Thinking back to KB last year though, this would definitely have been on the cards, whilst my "whatever"ship with Salsa seems to operate on a whole different time zone, if not planet. Cashmere even asked me to join him on his skiing trip during our first date, but, then again, it didn't happen in the end.
And here's what I like about Salsa, despite his inability to smell nice or wear anything but brown: He is a nice, honest, stable, attentive man who remembers what he knows about me and expresses his affection for me in gestures such as gifts and conversations, not meaningless flirting and casual sex.
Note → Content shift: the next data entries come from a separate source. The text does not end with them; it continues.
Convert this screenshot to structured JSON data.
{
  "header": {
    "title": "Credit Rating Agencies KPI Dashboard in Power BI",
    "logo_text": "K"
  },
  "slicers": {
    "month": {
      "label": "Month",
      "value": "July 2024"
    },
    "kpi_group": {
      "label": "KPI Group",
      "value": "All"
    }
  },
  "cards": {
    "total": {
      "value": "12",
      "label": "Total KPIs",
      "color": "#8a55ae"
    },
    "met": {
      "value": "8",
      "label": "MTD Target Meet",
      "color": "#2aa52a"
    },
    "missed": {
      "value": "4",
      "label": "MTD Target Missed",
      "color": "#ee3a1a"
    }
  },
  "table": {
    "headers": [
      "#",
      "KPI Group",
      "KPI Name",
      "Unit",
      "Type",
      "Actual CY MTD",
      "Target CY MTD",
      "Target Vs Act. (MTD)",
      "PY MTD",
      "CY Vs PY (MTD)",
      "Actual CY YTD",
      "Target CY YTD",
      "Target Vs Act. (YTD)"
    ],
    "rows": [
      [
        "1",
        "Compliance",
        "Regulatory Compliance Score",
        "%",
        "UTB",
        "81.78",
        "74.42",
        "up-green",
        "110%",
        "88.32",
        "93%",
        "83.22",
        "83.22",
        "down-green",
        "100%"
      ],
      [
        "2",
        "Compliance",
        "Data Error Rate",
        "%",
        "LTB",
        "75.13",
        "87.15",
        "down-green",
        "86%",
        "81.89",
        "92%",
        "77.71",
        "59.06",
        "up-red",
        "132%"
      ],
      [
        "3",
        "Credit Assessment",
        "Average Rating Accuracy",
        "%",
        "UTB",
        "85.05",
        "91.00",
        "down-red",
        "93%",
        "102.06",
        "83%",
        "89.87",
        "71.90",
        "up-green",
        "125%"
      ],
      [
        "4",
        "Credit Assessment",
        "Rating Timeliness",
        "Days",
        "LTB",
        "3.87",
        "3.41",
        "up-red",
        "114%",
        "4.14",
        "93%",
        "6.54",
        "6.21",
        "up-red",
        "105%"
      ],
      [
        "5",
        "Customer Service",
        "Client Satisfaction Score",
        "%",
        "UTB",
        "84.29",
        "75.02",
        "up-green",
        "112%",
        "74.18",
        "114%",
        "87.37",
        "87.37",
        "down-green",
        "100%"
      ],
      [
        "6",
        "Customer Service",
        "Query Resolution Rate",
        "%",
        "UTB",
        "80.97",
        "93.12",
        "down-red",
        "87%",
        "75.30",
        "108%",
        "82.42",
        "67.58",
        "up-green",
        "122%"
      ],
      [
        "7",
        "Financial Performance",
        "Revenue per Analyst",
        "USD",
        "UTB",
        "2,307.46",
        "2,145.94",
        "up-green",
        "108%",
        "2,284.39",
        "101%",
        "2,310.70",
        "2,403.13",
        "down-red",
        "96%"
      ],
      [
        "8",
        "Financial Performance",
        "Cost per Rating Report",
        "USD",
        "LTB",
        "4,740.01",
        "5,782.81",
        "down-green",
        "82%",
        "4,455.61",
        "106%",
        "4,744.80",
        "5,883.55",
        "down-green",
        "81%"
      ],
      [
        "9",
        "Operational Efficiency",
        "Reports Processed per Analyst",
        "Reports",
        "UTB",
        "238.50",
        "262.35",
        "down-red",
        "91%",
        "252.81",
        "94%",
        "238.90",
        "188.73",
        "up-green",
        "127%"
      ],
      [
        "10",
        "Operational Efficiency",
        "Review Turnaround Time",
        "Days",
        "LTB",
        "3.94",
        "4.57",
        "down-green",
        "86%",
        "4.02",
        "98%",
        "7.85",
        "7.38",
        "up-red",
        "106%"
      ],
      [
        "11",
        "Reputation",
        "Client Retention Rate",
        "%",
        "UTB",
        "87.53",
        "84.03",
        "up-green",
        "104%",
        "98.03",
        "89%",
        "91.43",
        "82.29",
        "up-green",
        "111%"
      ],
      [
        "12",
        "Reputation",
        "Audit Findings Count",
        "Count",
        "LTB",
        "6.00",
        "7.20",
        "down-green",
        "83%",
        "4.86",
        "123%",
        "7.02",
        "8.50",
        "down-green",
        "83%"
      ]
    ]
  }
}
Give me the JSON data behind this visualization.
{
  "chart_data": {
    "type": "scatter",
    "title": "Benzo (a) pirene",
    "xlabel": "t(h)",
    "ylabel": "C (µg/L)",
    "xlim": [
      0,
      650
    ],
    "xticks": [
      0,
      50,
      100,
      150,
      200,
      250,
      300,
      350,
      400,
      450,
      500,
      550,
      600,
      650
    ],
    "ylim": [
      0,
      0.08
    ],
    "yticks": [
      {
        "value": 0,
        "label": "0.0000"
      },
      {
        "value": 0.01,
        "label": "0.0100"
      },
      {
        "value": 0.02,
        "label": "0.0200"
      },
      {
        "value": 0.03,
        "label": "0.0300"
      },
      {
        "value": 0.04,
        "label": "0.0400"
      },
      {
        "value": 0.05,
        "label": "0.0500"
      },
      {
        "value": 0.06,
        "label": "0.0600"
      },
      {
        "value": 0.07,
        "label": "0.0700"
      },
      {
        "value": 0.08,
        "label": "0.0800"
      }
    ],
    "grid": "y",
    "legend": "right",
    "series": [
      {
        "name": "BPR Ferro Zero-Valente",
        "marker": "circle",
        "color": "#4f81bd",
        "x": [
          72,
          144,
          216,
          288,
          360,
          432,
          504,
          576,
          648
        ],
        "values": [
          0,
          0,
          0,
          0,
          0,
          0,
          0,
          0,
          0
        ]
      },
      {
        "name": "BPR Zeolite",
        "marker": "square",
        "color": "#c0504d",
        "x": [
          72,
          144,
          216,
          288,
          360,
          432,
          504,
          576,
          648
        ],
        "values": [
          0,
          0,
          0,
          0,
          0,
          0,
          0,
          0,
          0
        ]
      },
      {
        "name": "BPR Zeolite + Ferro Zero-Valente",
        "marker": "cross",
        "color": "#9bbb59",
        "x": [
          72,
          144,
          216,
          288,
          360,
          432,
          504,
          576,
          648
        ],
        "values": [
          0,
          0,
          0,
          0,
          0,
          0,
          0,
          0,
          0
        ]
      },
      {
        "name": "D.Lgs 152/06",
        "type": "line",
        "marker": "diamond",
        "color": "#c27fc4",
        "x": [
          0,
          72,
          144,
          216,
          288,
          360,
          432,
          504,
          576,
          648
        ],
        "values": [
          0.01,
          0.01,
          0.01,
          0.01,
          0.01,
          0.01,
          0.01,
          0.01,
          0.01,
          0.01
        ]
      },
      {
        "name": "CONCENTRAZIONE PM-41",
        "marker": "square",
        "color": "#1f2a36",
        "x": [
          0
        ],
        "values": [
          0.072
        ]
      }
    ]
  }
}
He actually got embarrassed when I joked about the present he mentioned he'd brought me: "It's nothing big", he warned me. "Oh", I replied, "small but hideously expensive?", which made him blush and laugh in a self-conscious way. It turned out to be the chocolate. I wonder if this is likely to become one of those stories men tell each other about women wanting commitment too soon?
And here we have the other big reason apart from the lack of actual passion between us, a total sense-of-humour-incompatibility. I wonder how many relationships fail on that basis. The ones that didn't but should have failed can easily be observed in pubs and popular holiday spots, maybe in your own parents.
So there is no point in dragging it out.
My problem is that I find it incredibly hard to have any kind of in-depth conversation with him, whereby I could bring up the fact that I don't see us working out in an honest conversation.
An interesting example of his difficulty in asserting himself was the story he told me about his stay with an uncle abroad:
In order to get into town, he had to get a lift every morning with his uncle, who went to church every day at ten. Not wanting to appear rude, Salsa Boy joined the uncle at the church, without fail, every day before taking off into town for the day.
Immediately, I didn't get it. "Why couldn't you just thank him for the lift, and make a quick getaway in front of the church?" I asked him, based on the way I communicate with my own family. No, that didn't seem to be an option for him, since he saw the time in church as an activity he could share with his uncle during his stay.
After a week, the priest approached him: "I can see your faith is very important to you, my son", he said. "I feel that you may have a vocation for the priesthood! Why don't you give me your parish priest's address and I can write to him in order for him to support you on your journey?"
"WHAT!?!" I guaffawed so loudly, the milk in every yummy mummy's breasts must have curdled, who had been enjoying their lunch in this little Kensington cafe.
"Well", Salsa Boy continued, "I said: 'that is very kind, father, but there is a shortage of priests in England and I don't know his name, they come and go. Last time it was an African man', and I gave him some made-up church's address in Tooting".
LOL! I could barely stay on my chair, I laughed so hard. "Don't you think it's worse lying to a priest than not going to church at all!?" I wanted to know.
Seriously, I don't want to be around once his mum moves in with him at the end of the month and drags him out to church every Sunday- I wonder if he can use the line with the African priest again to explain his amnesia of the actual priest's name.
As an afterthought, maybe he should join the priesthood after all.